Mas mais que tudo isso (me parece ser uma suposição possível e justificável neste momento), o que transfere à GRAVIDADE o status de poder figurar num hall de grandes filmes de história, é justamente uma possível conexão que ele estabelece com outro exemplar de referência histórica: 2001, UMA ODISSÉIA NO ESPAÇO, de Stanley Kubrick.
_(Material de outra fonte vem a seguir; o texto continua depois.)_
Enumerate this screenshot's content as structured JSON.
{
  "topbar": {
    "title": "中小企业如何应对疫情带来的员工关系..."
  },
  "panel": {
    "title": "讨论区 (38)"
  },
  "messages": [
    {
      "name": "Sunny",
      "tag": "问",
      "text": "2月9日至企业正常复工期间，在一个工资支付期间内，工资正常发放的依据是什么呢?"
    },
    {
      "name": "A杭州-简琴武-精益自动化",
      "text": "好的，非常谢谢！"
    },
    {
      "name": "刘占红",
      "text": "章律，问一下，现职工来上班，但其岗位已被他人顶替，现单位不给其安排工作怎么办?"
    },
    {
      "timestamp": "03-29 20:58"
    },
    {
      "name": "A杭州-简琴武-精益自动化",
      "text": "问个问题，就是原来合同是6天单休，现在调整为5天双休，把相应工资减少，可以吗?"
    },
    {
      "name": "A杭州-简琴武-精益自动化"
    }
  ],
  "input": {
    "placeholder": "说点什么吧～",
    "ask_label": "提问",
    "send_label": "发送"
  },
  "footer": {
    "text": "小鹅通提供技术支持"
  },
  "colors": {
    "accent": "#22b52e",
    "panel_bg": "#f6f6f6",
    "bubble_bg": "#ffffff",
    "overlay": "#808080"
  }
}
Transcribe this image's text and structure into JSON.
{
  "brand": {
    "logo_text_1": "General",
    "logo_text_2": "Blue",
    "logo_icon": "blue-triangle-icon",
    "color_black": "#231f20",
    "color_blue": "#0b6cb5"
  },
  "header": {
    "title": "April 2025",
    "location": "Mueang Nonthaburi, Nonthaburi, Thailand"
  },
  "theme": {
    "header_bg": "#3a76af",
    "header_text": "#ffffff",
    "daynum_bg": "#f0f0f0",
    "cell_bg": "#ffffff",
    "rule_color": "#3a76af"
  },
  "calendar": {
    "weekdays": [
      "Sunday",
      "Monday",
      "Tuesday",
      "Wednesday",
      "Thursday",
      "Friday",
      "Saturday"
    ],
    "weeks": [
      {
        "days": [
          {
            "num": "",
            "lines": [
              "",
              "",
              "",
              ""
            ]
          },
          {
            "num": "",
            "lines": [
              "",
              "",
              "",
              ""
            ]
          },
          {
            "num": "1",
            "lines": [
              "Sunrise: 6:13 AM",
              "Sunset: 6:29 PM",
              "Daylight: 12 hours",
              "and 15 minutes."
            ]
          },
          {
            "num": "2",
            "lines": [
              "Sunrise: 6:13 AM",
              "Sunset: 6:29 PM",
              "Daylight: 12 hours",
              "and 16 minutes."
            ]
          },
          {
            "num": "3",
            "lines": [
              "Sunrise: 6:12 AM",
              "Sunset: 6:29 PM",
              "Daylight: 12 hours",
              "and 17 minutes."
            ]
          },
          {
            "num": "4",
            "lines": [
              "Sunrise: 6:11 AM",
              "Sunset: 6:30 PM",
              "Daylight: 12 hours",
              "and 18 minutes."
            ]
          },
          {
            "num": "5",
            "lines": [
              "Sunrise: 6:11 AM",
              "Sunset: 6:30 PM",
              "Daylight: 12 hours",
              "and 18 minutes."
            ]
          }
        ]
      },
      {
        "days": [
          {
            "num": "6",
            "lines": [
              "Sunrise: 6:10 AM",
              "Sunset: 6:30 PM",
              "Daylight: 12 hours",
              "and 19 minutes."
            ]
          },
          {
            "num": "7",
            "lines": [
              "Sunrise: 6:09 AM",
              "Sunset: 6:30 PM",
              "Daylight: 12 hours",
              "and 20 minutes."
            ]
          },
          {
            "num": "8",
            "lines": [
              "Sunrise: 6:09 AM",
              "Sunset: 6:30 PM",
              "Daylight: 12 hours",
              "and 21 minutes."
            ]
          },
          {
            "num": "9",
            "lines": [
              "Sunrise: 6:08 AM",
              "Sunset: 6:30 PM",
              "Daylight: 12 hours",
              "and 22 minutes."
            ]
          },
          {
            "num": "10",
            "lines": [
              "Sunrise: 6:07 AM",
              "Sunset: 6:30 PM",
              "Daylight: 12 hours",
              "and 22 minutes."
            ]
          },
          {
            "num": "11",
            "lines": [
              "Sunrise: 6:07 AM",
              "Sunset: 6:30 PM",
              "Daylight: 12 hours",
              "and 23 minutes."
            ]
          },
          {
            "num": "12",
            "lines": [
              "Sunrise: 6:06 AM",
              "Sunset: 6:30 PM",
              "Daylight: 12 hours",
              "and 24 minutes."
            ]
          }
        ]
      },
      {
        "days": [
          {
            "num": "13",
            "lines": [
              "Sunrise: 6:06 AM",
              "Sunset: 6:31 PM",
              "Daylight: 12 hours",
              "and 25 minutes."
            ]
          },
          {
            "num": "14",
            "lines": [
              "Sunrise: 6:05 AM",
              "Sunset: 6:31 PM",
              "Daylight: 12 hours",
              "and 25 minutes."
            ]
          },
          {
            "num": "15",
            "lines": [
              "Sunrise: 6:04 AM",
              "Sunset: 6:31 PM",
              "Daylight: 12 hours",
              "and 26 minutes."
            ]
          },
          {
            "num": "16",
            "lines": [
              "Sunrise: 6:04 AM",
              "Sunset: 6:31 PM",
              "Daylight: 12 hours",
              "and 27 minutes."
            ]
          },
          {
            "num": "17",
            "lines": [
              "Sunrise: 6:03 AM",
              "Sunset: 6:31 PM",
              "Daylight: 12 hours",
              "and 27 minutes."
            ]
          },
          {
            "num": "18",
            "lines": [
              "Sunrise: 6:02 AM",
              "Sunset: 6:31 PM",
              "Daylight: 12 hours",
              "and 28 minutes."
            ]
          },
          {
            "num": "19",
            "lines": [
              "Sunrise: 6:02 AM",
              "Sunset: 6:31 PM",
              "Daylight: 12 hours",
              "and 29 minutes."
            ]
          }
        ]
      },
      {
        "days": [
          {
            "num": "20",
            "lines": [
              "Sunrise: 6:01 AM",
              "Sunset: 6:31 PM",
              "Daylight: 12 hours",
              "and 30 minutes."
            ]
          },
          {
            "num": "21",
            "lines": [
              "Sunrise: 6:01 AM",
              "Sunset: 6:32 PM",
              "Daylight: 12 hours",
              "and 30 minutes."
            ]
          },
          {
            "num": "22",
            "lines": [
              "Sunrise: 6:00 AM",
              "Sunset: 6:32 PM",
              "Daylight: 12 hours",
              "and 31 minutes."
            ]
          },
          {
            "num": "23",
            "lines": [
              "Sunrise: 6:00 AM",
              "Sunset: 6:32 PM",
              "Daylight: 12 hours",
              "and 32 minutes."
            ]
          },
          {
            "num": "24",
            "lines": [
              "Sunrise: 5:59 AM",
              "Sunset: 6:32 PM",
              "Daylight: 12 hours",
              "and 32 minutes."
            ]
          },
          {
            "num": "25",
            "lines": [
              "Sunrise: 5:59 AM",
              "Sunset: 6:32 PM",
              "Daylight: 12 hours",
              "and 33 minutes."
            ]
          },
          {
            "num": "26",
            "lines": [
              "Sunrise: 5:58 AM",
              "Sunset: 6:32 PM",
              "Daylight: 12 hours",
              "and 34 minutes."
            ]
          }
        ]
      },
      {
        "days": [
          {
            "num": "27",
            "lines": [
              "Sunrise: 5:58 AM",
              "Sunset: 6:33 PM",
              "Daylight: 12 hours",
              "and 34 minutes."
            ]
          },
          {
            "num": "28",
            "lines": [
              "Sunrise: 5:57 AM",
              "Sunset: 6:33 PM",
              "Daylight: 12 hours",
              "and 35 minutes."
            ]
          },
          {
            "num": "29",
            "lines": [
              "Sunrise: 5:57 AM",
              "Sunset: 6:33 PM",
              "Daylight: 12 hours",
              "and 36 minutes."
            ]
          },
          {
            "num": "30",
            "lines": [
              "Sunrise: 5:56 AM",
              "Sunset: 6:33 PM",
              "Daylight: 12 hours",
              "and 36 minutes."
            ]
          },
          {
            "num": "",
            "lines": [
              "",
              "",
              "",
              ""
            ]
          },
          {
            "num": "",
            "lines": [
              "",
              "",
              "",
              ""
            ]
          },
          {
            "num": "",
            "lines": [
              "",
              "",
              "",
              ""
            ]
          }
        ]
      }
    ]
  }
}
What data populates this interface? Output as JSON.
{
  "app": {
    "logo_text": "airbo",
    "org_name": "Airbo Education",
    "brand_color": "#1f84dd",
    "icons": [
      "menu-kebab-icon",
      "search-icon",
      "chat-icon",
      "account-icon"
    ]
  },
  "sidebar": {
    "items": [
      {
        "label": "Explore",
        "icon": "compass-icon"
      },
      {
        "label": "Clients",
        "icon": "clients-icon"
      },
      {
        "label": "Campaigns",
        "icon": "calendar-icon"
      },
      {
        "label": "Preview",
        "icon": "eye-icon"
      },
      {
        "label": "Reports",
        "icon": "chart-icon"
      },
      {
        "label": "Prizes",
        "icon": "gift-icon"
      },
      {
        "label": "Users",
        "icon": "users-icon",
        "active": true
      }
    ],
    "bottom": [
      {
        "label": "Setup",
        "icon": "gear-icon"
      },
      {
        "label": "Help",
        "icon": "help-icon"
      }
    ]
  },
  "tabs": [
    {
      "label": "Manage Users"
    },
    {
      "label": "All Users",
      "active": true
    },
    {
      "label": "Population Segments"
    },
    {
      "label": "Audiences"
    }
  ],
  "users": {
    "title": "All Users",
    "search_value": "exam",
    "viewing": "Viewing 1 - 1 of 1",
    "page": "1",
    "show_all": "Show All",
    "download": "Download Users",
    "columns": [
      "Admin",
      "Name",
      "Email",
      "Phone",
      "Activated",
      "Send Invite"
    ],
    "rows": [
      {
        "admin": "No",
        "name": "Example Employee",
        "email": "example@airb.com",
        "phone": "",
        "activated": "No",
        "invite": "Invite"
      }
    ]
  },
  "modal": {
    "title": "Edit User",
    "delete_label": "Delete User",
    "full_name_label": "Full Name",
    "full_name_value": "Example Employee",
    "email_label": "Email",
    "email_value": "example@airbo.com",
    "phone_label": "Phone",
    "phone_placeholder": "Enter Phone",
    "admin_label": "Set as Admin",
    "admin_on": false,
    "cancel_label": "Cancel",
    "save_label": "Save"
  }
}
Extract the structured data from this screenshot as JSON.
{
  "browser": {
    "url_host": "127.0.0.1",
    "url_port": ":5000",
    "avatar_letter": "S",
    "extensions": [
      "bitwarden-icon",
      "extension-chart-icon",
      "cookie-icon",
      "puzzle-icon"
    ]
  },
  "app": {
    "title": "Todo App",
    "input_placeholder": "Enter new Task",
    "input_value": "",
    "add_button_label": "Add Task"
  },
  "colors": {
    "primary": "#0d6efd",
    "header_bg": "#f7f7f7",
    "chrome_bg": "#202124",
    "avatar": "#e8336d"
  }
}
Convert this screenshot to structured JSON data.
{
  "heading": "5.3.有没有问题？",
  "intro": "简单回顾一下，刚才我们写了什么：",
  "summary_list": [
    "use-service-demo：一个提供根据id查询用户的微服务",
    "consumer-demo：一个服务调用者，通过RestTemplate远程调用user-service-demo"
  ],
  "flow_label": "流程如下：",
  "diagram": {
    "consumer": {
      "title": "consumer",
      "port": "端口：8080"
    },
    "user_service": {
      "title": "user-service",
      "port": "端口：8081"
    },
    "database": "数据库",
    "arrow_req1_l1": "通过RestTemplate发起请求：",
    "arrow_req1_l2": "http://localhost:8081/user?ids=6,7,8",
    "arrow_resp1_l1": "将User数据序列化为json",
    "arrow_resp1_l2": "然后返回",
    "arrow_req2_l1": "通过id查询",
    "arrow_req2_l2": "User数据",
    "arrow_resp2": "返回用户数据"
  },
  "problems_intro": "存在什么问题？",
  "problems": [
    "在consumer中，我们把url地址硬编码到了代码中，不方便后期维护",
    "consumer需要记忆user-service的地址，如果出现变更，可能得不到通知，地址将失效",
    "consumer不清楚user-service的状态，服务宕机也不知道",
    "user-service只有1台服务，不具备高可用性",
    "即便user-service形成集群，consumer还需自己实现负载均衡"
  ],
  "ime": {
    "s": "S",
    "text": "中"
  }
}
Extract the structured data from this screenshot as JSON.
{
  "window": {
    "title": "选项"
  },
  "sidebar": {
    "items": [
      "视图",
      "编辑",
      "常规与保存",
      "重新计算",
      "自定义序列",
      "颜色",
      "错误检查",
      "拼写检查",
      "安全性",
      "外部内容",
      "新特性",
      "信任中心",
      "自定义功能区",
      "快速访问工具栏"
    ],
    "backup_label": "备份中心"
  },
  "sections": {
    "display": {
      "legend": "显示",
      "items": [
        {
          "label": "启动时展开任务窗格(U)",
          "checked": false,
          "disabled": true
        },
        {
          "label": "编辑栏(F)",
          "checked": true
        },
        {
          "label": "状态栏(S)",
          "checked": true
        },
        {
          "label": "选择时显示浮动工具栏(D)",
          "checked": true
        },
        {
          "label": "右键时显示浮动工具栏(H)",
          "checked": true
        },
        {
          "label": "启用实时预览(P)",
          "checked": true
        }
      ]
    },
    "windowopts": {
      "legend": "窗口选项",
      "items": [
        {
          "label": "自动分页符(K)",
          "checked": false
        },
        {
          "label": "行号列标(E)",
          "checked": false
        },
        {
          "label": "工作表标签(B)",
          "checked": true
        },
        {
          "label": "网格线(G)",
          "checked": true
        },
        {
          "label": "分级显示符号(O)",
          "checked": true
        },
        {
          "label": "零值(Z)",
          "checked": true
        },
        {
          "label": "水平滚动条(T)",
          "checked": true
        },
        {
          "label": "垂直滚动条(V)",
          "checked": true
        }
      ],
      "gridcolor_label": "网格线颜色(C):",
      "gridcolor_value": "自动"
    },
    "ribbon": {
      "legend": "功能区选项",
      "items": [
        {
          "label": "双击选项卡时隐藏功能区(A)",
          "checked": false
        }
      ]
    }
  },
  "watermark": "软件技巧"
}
Certamente um dos filmes mais enigmáticos já feitos, o clássico de 1968 encerrava com um dos planos mais reconhecidos no cinema e, provavelmente, um cujo sentido seja o menos óbvio que possa parecer: o bebê envolto na "placenta". Além das claras motivações da astronauta Ryan Stone (não há como citar alguns spoilers a partir daqui), cuja vida ganhou/perdeu contornos com vida/morte de sua filhinha, Cuarón permeia o filme de pequenos e grandes símbolos a essa fase da vida (a brincadeira com os latidos de cachorro, típica de criança; o bebê que o chinês cuida enquanto Ryan tenta estabelecer contato – que não por acaso vem do local mais populoso da Terra) e na transcrição do ciclo da posição fetal que Sandra Bullock permanece ao adentrar, pela primeira vez, em um ambiente seguro após os inúmeros incidentes na evasão do espaço. Um daqueles filmes gradiosos que o cinema produz.